Biossance 100% Squalane Oil | £27 (100ml) | full review | vs. Typology 100 Squalane* | £11.80 (15ml) | full review coming soon
On this one, which one you should go with really depends on how you use the product because - although technically more expensive - the Biossance option is actually really good value, the only issue is that it isn't available in a smaller size. Squalane is a gentle oil that mimics those our skin creates itself, though it's plant-derived (the Biossance is made from sugarcane and the Typology from olive). It's an amazing moisturiser, calming irritation and locking in moisture, so the skin feels smooth and replenished. It can also be used on the hair and body. If you want to do this, you're probably best off with the Biossance formula (I also have the one from the Ordinary, which I use on my scalp and get through very quickly). However, the Typology version is that bit more lightweight, for those of you turned off by heavier oils, and is actually marketed as a serum for that reason. Either option does what I want a squalane oil to do, so it's really up to you, your texture preferences and how you want to use the product!
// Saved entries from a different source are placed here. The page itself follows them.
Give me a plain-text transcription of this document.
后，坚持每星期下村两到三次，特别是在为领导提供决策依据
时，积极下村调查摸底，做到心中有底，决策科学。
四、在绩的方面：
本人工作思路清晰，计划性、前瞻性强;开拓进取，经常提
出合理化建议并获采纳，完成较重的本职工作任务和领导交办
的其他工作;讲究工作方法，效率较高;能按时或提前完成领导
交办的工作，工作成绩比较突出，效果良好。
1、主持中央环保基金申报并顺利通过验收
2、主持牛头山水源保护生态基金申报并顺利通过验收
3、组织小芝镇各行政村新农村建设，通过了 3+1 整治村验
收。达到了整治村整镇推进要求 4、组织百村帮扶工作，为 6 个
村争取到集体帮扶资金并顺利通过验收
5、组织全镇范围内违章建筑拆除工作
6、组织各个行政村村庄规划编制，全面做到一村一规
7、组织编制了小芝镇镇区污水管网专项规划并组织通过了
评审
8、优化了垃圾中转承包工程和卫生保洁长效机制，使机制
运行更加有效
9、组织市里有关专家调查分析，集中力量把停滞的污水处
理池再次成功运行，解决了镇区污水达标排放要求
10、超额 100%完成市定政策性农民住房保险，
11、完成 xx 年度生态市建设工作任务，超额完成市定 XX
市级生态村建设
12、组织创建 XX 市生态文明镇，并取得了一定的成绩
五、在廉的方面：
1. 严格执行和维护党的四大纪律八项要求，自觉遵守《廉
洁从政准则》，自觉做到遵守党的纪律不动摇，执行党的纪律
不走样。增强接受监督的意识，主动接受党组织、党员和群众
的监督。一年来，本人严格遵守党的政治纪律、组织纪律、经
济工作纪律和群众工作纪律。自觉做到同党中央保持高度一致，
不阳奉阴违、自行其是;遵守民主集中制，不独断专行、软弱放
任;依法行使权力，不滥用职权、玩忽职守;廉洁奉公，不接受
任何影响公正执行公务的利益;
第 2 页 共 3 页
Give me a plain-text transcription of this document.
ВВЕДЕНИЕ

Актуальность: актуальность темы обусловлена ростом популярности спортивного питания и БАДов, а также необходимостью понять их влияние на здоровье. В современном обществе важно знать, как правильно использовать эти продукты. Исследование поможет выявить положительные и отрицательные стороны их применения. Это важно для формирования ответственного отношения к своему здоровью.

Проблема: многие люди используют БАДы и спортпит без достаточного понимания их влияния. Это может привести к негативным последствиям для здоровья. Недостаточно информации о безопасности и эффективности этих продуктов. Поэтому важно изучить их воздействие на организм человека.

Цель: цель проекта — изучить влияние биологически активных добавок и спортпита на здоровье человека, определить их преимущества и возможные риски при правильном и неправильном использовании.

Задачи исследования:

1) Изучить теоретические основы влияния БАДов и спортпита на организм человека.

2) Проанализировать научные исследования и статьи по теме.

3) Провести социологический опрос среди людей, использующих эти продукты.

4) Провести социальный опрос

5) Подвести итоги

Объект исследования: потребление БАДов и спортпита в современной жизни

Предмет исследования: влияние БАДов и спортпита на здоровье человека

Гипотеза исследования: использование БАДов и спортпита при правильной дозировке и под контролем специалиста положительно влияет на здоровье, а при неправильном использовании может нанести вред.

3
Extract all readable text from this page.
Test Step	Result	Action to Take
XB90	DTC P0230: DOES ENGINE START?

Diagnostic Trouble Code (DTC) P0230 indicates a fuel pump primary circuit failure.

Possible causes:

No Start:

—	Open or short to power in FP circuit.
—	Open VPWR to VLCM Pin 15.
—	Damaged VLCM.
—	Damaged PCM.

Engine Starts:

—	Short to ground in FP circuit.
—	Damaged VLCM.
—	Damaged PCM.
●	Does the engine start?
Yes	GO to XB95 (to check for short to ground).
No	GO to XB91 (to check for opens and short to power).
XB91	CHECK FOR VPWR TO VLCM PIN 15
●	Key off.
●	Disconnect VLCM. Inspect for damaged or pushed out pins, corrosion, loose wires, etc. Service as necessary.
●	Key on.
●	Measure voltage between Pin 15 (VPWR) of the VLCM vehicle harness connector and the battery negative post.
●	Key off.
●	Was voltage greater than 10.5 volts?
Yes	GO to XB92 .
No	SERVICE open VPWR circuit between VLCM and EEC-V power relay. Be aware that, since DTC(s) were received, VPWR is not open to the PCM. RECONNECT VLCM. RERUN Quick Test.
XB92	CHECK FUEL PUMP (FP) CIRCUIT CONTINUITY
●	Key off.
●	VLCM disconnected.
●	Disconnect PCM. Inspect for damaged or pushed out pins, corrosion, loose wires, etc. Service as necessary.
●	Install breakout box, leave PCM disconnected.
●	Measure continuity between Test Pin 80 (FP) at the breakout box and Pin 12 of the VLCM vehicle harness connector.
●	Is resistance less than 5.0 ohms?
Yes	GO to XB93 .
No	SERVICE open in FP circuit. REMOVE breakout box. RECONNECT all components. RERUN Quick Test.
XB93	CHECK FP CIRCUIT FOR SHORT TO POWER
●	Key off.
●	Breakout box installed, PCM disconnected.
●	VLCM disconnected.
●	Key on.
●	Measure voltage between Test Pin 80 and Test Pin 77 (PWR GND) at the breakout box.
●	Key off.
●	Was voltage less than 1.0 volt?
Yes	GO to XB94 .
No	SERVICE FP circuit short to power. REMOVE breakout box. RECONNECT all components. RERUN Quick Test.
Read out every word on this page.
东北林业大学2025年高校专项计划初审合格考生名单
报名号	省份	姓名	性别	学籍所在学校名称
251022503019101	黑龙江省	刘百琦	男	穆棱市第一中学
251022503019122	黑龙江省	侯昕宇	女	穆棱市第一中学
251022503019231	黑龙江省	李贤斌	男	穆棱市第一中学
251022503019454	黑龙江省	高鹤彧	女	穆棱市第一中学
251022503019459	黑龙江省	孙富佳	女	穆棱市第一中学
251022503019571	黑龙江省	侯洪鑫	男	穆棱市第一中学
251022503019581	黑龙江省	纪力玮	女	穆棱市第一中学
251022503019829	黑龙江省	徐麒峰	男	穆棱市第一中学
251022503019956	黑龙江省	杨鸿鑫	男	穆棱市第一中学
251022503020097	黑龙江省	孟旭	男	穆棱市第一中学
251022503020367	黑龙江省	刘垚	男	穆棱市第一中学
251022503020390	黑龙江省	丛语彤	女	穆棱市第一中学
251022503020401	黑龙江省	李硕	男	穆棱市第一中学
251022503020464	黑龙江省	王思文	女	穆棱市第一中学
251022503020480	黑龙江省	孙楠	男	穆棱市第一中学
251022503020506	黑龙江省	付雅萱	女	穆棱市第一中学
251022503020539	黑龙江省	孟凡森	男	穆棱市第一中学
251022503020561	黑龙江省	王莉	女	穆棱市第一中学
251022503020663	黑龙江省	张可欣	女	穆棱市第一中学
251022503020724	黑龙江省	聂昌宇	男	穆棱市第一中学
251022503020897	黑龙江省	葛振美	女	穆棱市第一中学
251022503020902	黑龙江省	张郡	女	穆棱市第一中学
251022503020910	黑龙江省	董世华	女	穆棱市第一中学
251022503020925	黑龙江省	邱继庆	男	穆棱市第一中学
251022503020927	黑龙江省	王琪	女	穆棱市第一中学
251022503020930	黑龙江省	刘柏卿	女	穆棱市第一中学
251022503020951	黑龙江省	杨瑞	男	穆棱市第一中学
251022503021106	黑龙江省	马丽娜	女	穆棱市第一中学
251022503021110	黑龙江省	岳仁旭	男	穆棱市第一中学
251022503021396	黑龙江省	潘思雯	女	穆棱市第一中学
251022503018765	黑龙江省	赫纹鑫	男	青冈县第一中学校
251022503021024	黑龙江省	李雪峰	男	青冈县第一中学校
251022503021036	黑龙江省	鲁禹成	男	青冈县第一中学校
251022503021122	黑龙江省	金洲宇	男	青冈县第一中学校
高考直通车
First Aid Beauty Ultra Repair Oat & Cannabis Sativa Seed Oil | £28 (30ml) | full review | vs. Bybi CBD Booster | £12 (15ml) (20% off with code JASMINE20) | full review
I was actually a big fan of this lightweight but deeply nourishing oil from First Aid Beauty. I know a lot of people are quite anti-CBD and I totally get why you'd think it's all hype, however hemp is a proven skin moisturiser and in my experience true CBD is also very moisturising, though that's just my anecdotal opinion! It does contain fragrance, but that doesn't bother me particularly and I like the blend of cannabis sativa oil, oat oil and avocado oil. I apply this as the last step of my evening skincare routine and it's definitely given me softer skin and helped hugely with dry patches. Overall, this is a solid oil for dry skin. Although you get far less product, the Bybi oil is still a little better in terms of value for money. The formulation is far simpler; it contains cannabis sativa seed oil (AKA hemp), cannabidiol (AKA CBD) and nothing else. Therefore, if you don't like fragrance; this is for you. Whilst not quite as lightweight as the FAB oil, I still don't find it too heavy or greasy for my skin, and this has the added benefit of not only providing deep moisture and giving me lovely soft skin, but calming down redness and irritation. I personally think they're both solid products.
Do you have any affordable alternatives for more expensive products to share?